Supply chain constraints threaten US installations

A rush to meet deadlines for securing production tax credits (PTCs) in the US could lead to project cancellations and postponements and put billions of dollars of revenue at risk, analysts predict.

WMPR forecasts 23.9GW could be built over the next two years in the US (pic credit: AWEA)
WMPR forecasts 23.9GW could be built over the next two years in the US (pic credit: AWEA)

More than 23GW of new capacity is expected to be installed in 2019 and 2020, according to forecasts from Wood Mackenzie Power and Renewables (WMPR).

But nearly a quarter of this capacity might be unrealised due to a shortage in specialised trailer and railcar fleets for transporting wind turbines, blades and towers.

The US government approved the extension and five-year phase-out of the PTC, the wind power industry’s key support mechanism, in 2015.

Developers will receive 40% of the $0.023/kWh PTC for a project’s output if they start construction in 2019, but will receive no federal support beyond the end of the year.

Forecast estimates reflect WMPR's Q2/2018 Market Outlook Update

Analysts at Wood Mackenzie Power and Renewables (WMPR) believe developers scrambling to start construction this year and secure the PTC payments could push up installation rates to 11GW in 2019 (up from an expected 8.4GW last year) and then up to 12.9GW in 2020.

But this ensuing competition for transportation options will create shortages in the supply chain.

"Increased demand for transportation capacity due to growth in partial repowering activity, logistics requirements, and competition from other industrial sectors could severely hamper the transportation segment’s ability to ship components," Dan Shreve, head of global wind research at WMPR, said.

WMPR believes 23% of the forecast capacity (5.5GW of the 23.9GW forecast) in the US is at risk due to shortages in specialised trailer and railcar fleets for wind turbines, blades and towers, as developers rush to secure PTC payments before the scheme’s expiration.

However, it also expects the supply chain will take the necessary steps to address this risk, dampening the effects of these shortages to the overall market demand.

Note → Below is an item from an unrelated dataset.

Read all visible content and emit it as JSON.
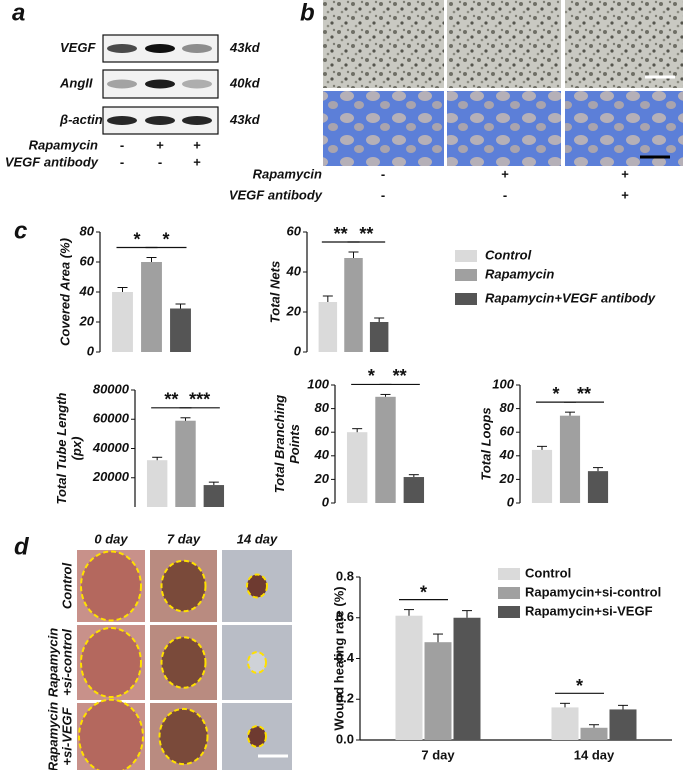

Nevertheless, even after efforts to avoid this shortfall, the analysts still expect turbine installations in the next two years could be 1.1GW below forecasts — a 366MW deficit in 2019 and a 720MW discrepancy in 2020.

This underachievement could represent a loss of more than $800 million in turbine sales, and up to $1.3 billion in unrealised PTC payments over the ten-year tax credit period, WMPR stated in a new study.

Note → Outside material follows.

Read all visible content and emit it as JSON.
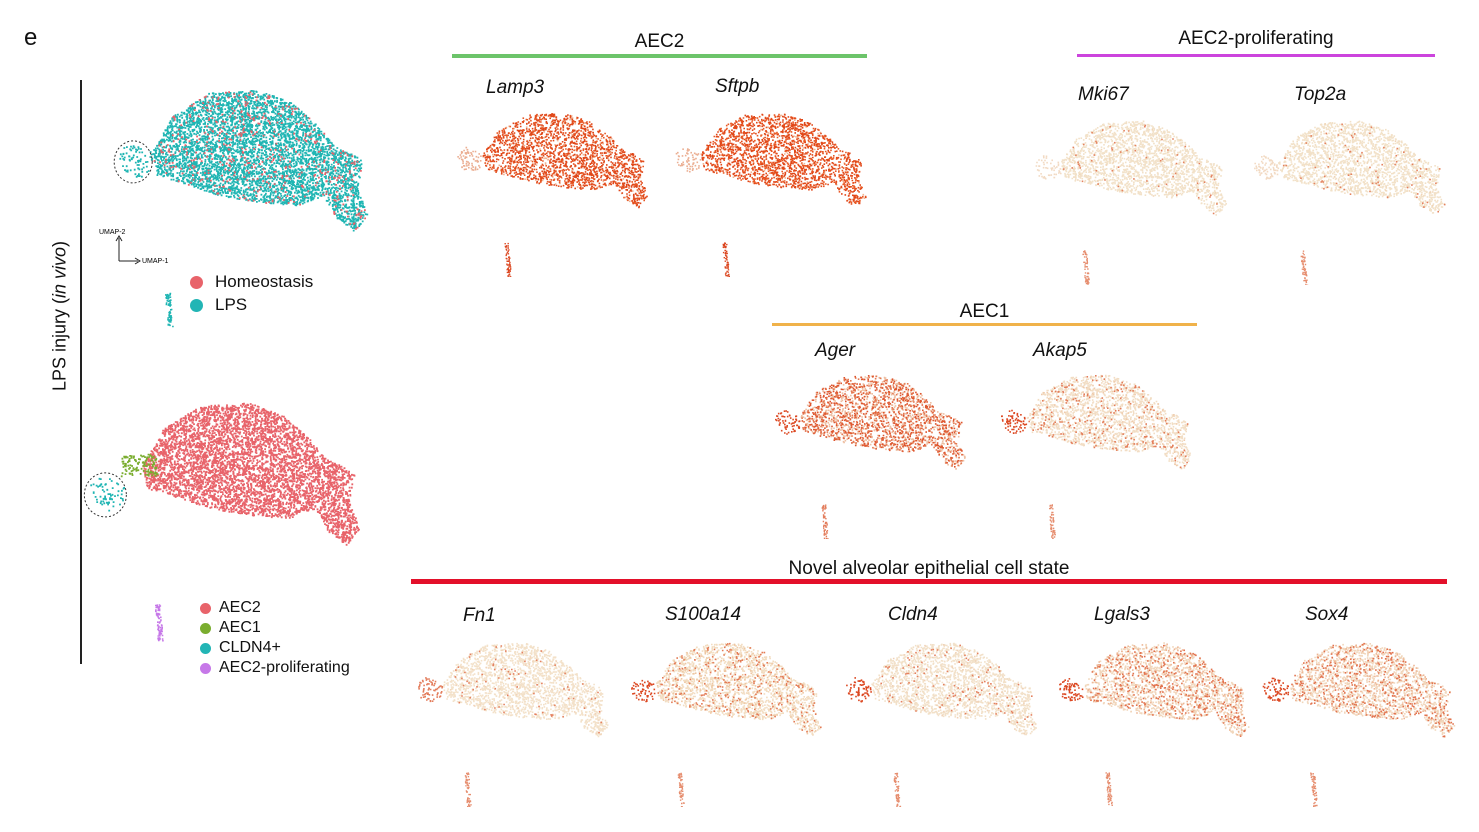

Shreve added: "While we've seen upticks in demand put pressure on transportation capacity in the past, the total level of effort required from logistics providers this time around will be substantially higher than during past peaks.

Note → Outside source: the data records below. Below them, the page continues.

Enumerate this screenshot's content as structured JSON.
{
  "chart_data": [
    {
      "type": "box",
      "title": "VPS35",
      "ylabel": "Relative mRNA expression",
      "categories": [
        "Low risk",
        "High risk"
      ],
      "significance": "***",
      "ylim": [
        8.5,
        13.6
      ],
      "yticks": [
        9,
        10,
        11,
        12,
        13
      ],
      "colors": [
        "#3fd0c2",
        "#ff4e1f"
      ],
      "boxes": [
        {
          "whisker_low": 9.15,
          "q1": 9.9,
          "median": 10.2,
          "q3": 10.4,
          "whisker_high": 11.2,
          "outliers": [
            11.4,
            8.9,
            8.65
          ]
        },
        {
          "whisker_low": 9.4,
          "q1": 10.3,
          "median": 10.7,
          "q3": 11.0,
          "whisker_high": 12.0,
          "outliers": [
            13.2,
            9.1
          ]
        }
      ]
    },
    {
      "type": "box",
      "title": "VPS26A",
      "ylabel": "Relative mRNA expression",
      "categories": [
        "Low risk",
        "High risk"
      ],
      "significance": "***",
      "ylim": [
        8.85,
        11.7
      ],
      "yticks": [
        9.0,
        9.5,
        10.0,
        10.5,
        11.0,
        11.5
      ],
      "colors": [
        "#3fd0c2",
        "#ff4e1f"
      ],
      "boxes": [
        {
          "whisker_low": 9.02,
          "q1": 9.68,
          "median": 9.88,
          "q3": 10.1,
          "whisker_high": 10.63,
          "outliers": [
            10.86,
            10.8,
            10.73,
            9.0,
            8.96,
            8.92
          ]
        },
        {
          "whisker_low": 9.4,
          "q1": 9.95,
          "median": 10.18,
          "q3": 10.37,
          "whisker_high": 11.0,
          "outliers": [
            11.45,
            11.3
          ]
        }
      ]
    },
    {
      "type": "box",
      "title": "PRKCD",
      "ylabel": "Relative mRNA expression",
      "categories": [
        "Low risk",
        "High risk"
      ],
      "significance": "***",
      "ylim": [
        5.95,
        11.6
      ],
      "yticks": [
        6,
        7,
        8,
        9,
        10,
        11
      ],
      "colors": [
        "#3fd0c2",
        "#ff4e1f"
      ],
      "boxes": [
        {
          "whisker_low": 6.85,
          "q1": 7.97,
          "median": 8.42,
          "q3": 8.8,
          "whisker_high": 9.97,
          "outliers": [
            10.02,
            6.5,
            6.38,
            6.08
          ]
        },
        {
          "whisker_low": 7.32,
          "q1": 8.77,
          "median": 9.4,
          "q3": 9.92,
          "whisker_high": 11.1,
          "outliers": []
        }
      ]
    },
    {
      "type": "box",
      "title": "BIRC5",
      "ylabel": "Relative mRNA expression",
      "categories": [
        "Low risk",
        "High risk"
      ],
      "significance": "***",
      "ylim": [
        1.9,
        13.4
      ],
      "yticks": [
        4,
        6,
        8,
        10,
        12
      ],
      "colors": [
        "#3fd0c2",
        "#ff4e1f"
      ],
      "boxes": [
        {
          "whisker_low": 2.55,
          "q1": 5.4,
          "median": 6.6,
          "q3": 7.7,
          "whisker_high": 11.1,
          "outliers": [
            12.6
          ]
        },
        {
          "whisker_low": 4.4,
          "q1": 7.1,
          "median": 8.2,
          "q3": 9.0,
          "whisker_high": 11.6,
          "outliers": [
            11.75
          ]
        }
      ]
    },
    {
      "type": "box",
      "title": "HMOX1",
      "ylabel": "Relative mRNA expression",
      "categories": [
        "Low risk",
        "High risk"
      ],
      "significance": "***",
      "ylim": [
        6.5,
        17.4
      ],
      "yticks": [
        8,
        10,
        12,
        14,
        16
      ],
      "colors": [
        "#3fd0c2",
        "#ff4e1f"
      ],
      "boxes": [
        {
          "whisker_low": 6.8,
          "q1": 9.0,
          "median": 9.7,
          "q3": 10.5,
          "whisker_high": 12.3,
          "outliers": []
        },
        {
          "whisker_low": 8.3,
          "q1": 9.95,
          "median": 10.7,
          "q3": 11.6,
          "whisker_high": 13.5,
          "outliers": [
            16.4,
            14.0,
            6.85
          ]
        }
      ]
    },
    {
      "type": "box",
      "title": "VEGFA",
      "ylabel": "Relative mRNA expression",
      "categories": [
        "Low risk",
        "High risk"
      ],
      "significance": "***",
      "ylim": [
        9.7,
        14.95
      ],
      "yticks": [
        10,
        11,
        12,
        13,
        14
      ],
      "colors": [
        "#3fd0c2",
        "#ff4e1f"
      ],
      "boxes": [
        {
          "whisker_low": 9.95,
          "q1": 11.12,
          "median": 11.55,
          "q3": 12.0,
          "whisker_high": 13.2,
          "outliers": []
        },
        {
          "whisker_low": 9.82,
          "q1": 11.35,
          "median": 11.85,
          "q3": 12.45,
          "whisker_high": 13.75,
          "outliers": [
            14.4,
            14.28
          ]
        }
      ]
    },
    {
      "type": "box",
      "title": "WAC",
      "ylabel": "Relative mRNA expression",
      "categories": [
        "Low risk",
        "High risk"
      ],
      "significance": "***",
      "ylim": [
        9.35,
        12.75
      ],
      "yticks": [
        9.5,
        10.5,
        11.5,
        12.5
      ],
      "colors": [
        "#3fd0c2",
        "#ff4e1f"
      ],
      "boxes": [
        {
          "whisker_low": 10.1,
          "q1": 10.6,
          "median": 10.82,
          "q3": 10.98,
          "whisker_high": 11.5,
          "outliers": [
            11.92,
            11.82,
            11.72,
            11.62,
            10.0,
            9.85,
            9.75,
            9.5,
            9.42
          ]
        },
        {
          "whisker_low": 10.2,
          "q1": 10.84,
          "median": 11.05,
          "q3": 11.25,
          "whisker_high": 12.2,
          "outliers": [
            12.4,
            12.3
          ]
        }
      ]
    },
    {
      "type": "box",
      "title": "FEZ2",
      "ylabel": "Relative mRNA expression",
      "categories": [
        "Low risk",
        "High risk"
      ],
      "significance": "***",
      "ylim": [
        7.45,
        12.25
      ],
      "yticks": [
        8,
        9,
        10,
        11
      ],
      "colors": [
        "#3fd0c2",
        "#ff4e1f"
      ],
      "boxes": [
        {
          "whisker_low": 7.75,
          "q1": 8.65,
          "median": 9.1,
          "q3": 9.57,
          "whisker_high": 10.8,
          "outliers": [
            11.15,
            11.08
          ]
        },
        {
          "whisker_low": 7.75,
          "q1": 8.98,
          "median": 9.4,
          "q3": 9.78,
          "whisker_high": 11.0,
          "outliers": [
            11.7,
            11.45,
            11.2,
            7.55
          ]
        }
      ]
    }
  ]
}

"New turbine technology is producing higher-capacity turbines, but this results in further strain on the supply chain, as components are larger and heavier, and more component shipments are needed per turbine.

"This in turn increases requirements for highway escorts, reduces transportation equipment cycle times, and increases demand for larger cranes."

In a report for the Wind Energy Logistics Group, 'Bottlenecks building as US wind demand peaks', WMPR suggested several collaborative actions could help close the gap between forecasted and actual installations:

  • Scheduling installation and transport deliveries to minimise quarterly peaks;
  • Establishing forward storage sites to pre-position component inventories near wind farms;
  • Preparing loading and wind farm sites to accept early deliveries; and
  • Prioritising shipments to the most efficient wind farms.